Angel’s Bone

Mariam Wallentin as Girl Angel in Angel’s Bone at AVIVA Studios
Image credit: Tristram Kenton

Music by Du Yun

Libretto by Royce Vavrek

Directed by Kip Williams

★★★★☆

The Warehouse, AVIVA STUDIOS

English National Opera start their new relationship in Manchester with the UK première staging of Du Yun and Royce Vavrek’s 2017 Pulitzer-winning Angel’s Bone in the cavernous warehouse at AVIVA Studios. In the hands of director Kip Williams, this “punk opera” lands like a fever dream somewhere between biblical parable and late-capitalist horror show. Visually stunning and startling, this is an extraordinary and disturbing watch.
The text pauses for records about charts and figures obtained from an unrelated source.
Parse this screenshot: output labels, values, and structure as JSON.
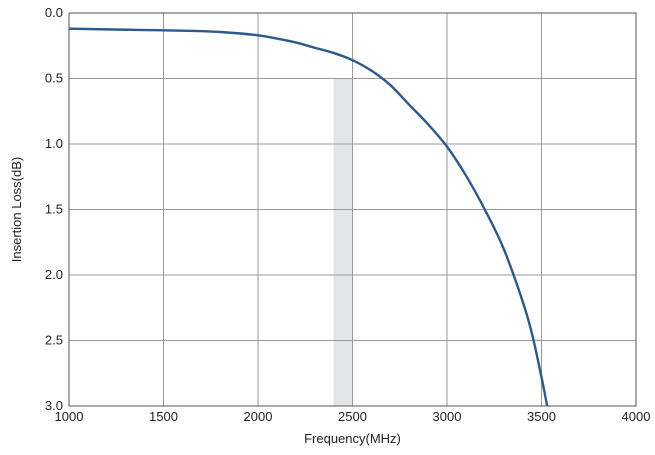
{
  "chart_data": {
    "type": "line",
    "title": "",
    "xlabel": "Frequency(MHz)",
    "ylabel": "Insertion Loss(dB)",
    "xlim": [
      1000,
      4000
    ],
    "ylim": [
      0,
      3
    ],
    "y_inverted": true,
    "grid": true,
    "x_ticks": [
      {
        "value": 1000,
        "label": "1000"
      },
      {
        "value": 1500,
        "label": "1500"
      },
      {
        "value": 2000,
        "label": "2000"
      },
      {
        "value": 2500,
        "label": "2500"
      },
      {
        "value": 3000,
        "label": "3000"
      },
      {
        "value": 3500,
        "label": "3500"
      },
      {
        "value": 4000,
        "label": "4000"
      }
    ],
    "y_ticks": [
      {
        "value": 0,
        "label": "0.0"
      },
      {
        "value": 0.5,
        "label": "0.5"
      },
      {
        "value": 1,
        "label": "1.0"
      },
      {
        "value": 1.5,
        "label": "1.5"
      },
      {
        "value": 2,
        "label": "2.0"
      },
      {
        "value": 2.5,
        "label": "2.5"
      },
      {
        "value": 3,
        "label": "3.0"
      }
    ],
    "highlight_band": {
      "x_from": 2400,
      "x_to": 2500,
      "y_from": 0.5,
      "y_to": 3.0,
      "color": "#e3e4e6"
    },
    "series": [
      {
        "color": "#2a5a8e",
        "points": [
          [
            1000,
            0.12
          ],
          [
            1200,
            0.125
          ],
          [
            1400,
            0.13
          ],
          [
            1600,
            0.135
          ],
          [
            1800,
            0.145
          ],
          [
            2000,
            0.17
          ],
          [
            2100,
            0.195
          ],
          [
            2200,
            0.225
          ],
          [
            2300,
            0.265
          ],
          [
            2400,
            0.305
          ],
          [
            2500,
            0.36
          ],
          [
            2600,
            0.44
          ],
          [
            2700,
            0.55
          ],
          [
            2800,
            0.7
          ],
          [
            2900,
            0.85
          ],
          [
            3000,
            1.02
          ],
          [
            3100,
            1.24
          ],
          [
            3200,
            1.5
          ],
          [
            3300,
            1.8
          ],
          [
            3400,
            2.2
          ],
          [
            3450,
            2.45
          ],
          [
            3500,
            2.78
          ],
          [
            3530,
            3.0
          ]
        ]
      }
    ]
  }
}
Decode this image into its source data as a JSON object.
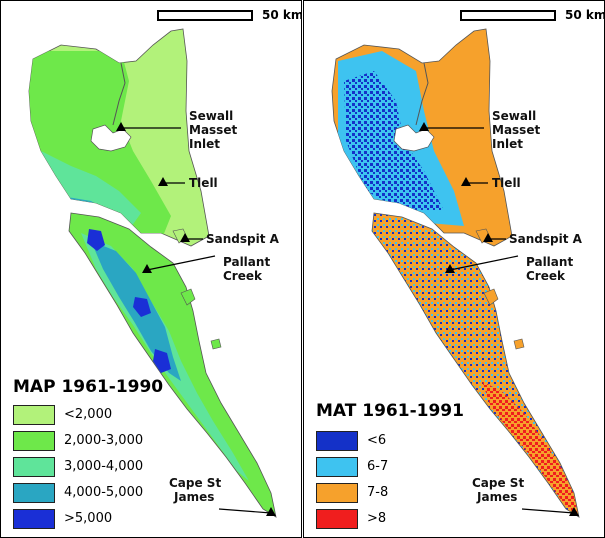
{
  "scale_label": "50 km",
  "places": {
    "sewall_masset": [
      "Sewall",
      "Masset",
      "Inlet"
    ],
    "tlell": "Tlell",
    "sandspit": "Sandspit A",
    "pallant": [
      "Pallant",
      "Creek"
    ],
    "cape": [
      "Cape St",
      "James"
    ]
  },
  "left": {
    "title": "MAP 1961-1990",
    "legend": [
      {
        "label": "<2,000",
        "color": "#b2f27a"
      },
      {
        "label": "2,000-3,000",
        "color": "#6ee84a"
      },
      {
        "label": "3,000-4,000",
        "color": "#5fe49a"
      },
      {
        "label": "4,000-5,000",
        "color": "#2aa6c2"
      },
      {
        "label": ">5,000",
        "color": "#1a2fd6"
      }
    ]
  },
  "right": {
    "title": "MAT 1961-1991",
    "legend": [
      {
        "label": "<6",
        "color": "#1431c8"
      },
      {
        "label": "6-7",
        "color": "#3ec3f0"
      },
      {
        "label": "7-8",
        "color": "#f6a12c"
      },
      {
        "label": ">8",
        "color": "#f01e1e"
      }
    ]
  }
}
Even the very setting is an endurance feat of discomfort as the audience stand throughout the performance like silent witnesses or complicit voyeurs.
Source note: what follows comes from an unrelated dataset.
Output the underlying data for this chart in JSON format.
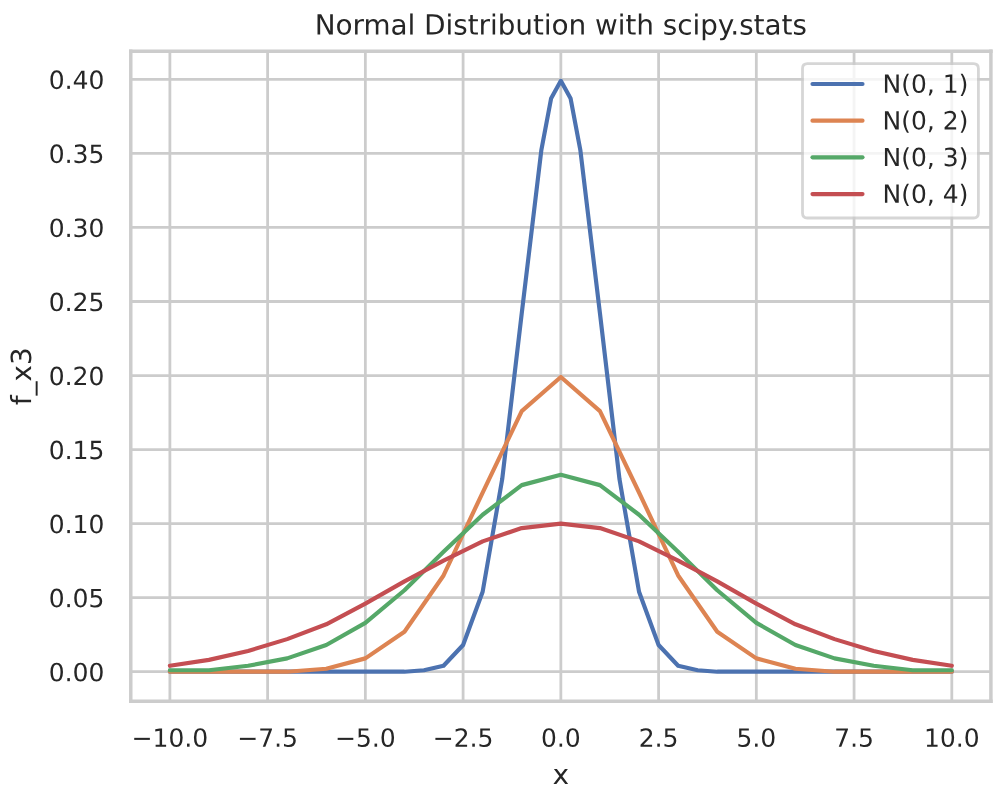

The story premise alone has the savage simplicity of a mythical allegory that explores modern slavery and human immortality. Two fallen angels crash into a grimy urban world and are discovered by Mr and Mrs X.E. who epitomise the greed and desperation of a couple whose marriage and finances are imploding, and who swiftly realise these celestial creatures can be monetised. Human trafficking becomes both literal and metaphorical here. Innocence is packaged, exploited and sold with the bland efficiency of an online subscription service. The opera never allows the audience the luxury of distance. Its indictment is aimed squarely at the systems we tolerate every day, systems built on consumption disguised as modern civilisation.
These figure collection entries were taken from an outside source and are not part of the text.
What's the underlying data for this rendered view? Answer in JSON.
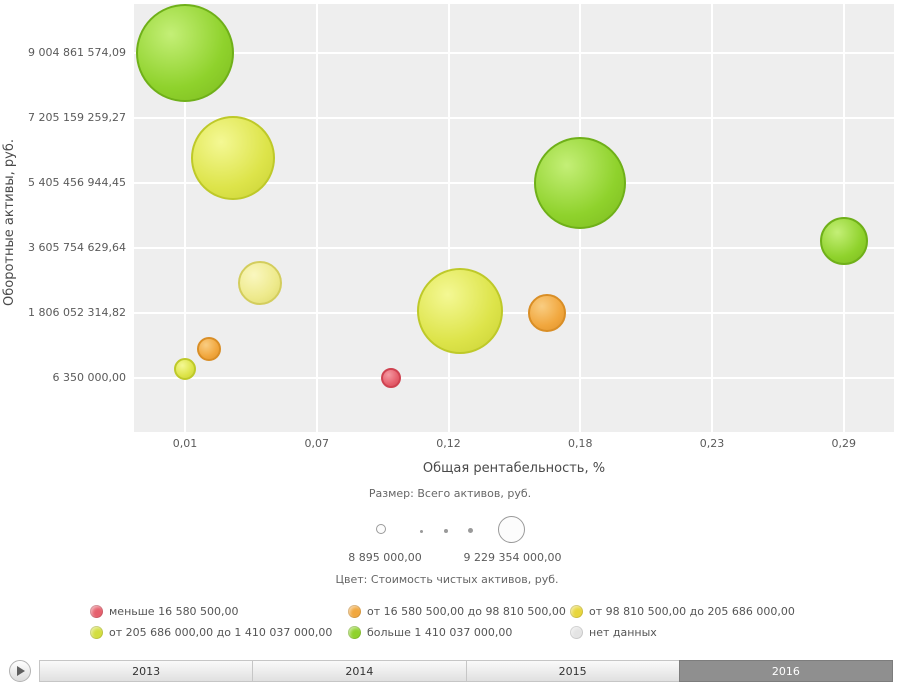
{
  "chart_data": {
    "type": "bubble",
    "xlabel": "Общая рентабельность, %",
    "ylabel": "Оборотные активы, руб.",
    "x_ticks": [
      "0,01",
      "0,07",
      "0,12",
      "0,18",
      "0,23",
      "0,29"
    ],
    "x_tick_values": [
      0.01,
      0.07,
      0.12,
      0.18,
      0.23,
      0.29
    ],
    "y_ticks": [
      "9 004 861 574,09",
      "7 205 159 259,27",
      "5 405 456 944,45",
      "3 605 754 629,64",
      "1 806 052 314,82",
      "6 350 000,00"
    ],
    "y_tick_values": [
      9004861574.09,
      7205159259.27,
      5405456944.45,
      3605754629.64,
      1806052314.82,
      6350000.0
    ],
    "grid": true,
    "bubbles": [
      {
        "x": 0.01,
        "y": 9004861574,
        "r": 49,
        "color": "green",
        "category": "больше 1 410 037 000,00"
      },
      {
        "x": 0.032,
        "y": 6100000000,
        "r": 42,
        "color": "yellowgreen",
        "category": "от 205 686 000,00 до 1 410 037 000,00"
      },
      {
        "x": 0.044,
        "y": 2650000000,
        "r": 22,
        "color": "paleyellow",
        "category": "от 98 810 500,00 до 205 686 000,00"
      },
      {
        "x": 0.01,
        "y": 250000000,
        "r": 11,
        "color": "yellowgreen",
        "category": "от 205 686 000,00 до 1 410 037 000,00"
      },
      {
        "x": 0.021,
        "y": 800000000,
        "r": 12,
        "color": "orange",
        "category": "от 16 580 500,00 до 98 810 500,00"
      },
      {
        "x": 0.098,
        "y": 6350000,
        "r": 10,
        "color": "red",
        "category": "меньше 16 580 500,00"
      },
      {
        "x": 0.165,
        "y": 1806052315,
        "r": 19,
        "color": "orange",
        "category": "от 16 580 500,00 до 98 810 500,00"
      },
      {
        "x": 0.125,
        "y": 1850000000,
        "r": 43,
        "color": "yellowgreen",
        "category": "от 205 686 000,00 до 1 410 037 000,00"
      },
      {
        "x": 0.18,
        "y": 5405456944,
        "r": 46,
        "color": "green",
        "category": "больше 1 410 037 000,00"
      },
      {
        "x": 0.29,
        "y": 3800000000,
        "r": 24,
        "color": "green",
        "category": "больше 1 410 037 000,00"
      }
    ],
    "palette": {
      "red": {
        "light": "#f49aa3",
        "base": "#e6606d",
        "dark": "#d54b59",
        "border": "#cf4351"
      },
      "orange": {
        "light": "#f9cd82",
        "base": "#f1a73e",
        "dark": "#e0932c",
        "border": "#d98e26"
      },
      "paleyellow": {
        "light": "#faf7c0",
        "base": "#eeea8c",
        "dark": "#ddd86a",
        "border": "#d3cd5d"
      },
      "yellowgreen": {
        "light": "#f4f894",
        "base": "#dde44a",
        "dark": "#c9d134",
        "border": "#bec929"
      },
      "green": {
        "light": "#c4ef77",
        "base": "#8fd22c",
        "dark": "#7cba1f",
        "border": "#6fb019"
      }
    },
    "size_legend": {
      "title": "Размер: Всего активов, руб.",
      "min_label": "8 895 000,00",
      "max_label": "9 229 354 000,00"
    },
    "color_legend": {
      "title": "Цвет: Стоимость чистых активов, руб.",
      "items": [
        {
          "label": "меньше 16 580 500,00",
          "color": "#e6606d"
        },
        {
          "label": "от 16 580 500,00 до 98 810 500,00",
          "color": "#f1a73e"
        },
        {
          "label": "от 98 810 500,00 до 205 686 000,00",
          "color": "#e8d63c"
        },
        {
          "label": "от 205 686 000,00 до 1 410 037 000,00",
          "color": "#d3de3f"
        },
        {
          "label": "больше 1 410 037 000,00",
          "color": "#8fd22c"
        },
        {
          "label": "нет данных",
          "color": "#e4e4e4"
        }
      ]
    }
  },
  "timeline": {
    "years": [
      "2013",
      "2014",
      "2015",
      "2016"
    ],
    "selected": "2016"
  }
}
Musically, the score is a thrilling assault as Du Yun’s composition ricochets between industrial noise, jagged electronica, liturgical chant and bursts of bruised lyricism. Conductor, Baldeur Brönnimann leads the BBC Philarmonic Orchestra who navigate all the tonal ambushes with astonishing precision, conjuring a soundscape that seems to vibrate through the ribcage rather than merely reach the ear. There is genuine thrill when the Girl Angel Mariam Wallentin erupts into song looking and sounding like Bjork might if her swan Oscar dress had also been hideously defiled. The glorious chorus of Kantos Chamber Choir add to the mix and also serve as the riotous guests who brutalise the angels.

The production’s visual language is equally ferocious. AVIVA Studios proves the perfect setting… cavernous, metallic and emotionally cold, like a warehouse erected on the ruins of empathy itself. The staging weaponises space brilliantly. Scenes emerge from shadow like corrupted memories, while harsh lighting strips the performers bare with interrogation-room cruelty. An inspired revolving set design by Marg Horwell does not always make for clear sightlines but vividly evokes a sleek modern home where nightmare scenarios of gothic horror can unfold.

Allison Cook as Mrs X.E. in Angel’s Bone at AVIVA Studios. Image credit: Tristram Kenton.

Central performances anchor the chaos with bruised humanity. The angels themselves possess an eerie physical fragility, moving as though gravity is something newly inflicted upon them. Their suffering becomes painfully corporeal as they are repeatedly tortured and prostituted.  Meanwhile the pair playing Mr and Mrs X.E. chill and with their banal and grotesque greed. Allison Cook stalks the set like a vicious predator wearing her immorality like a blood red dress. These are arresting performances by any standards but the use of 3 live camera operators on stage whose up close, forensic filming is continuously projected on to giant screens is electrifying. Every sweating pore of lust and every gory wound is inescapable.

Angels’ Bone is not trying to soothe or explain. It wants to stain the conscience. By the final moments, the audience stand silently crowding the circular stage, echoing the choral crowd surrounding the grotesque spectacle of the heavily pregnant Mrs X.E. now at the centre of a greedy media circus desperate for the next big story…life echoing art. Rarely has an opera felt so furious, so contemporary, or so unwilling to let anyone off the hook.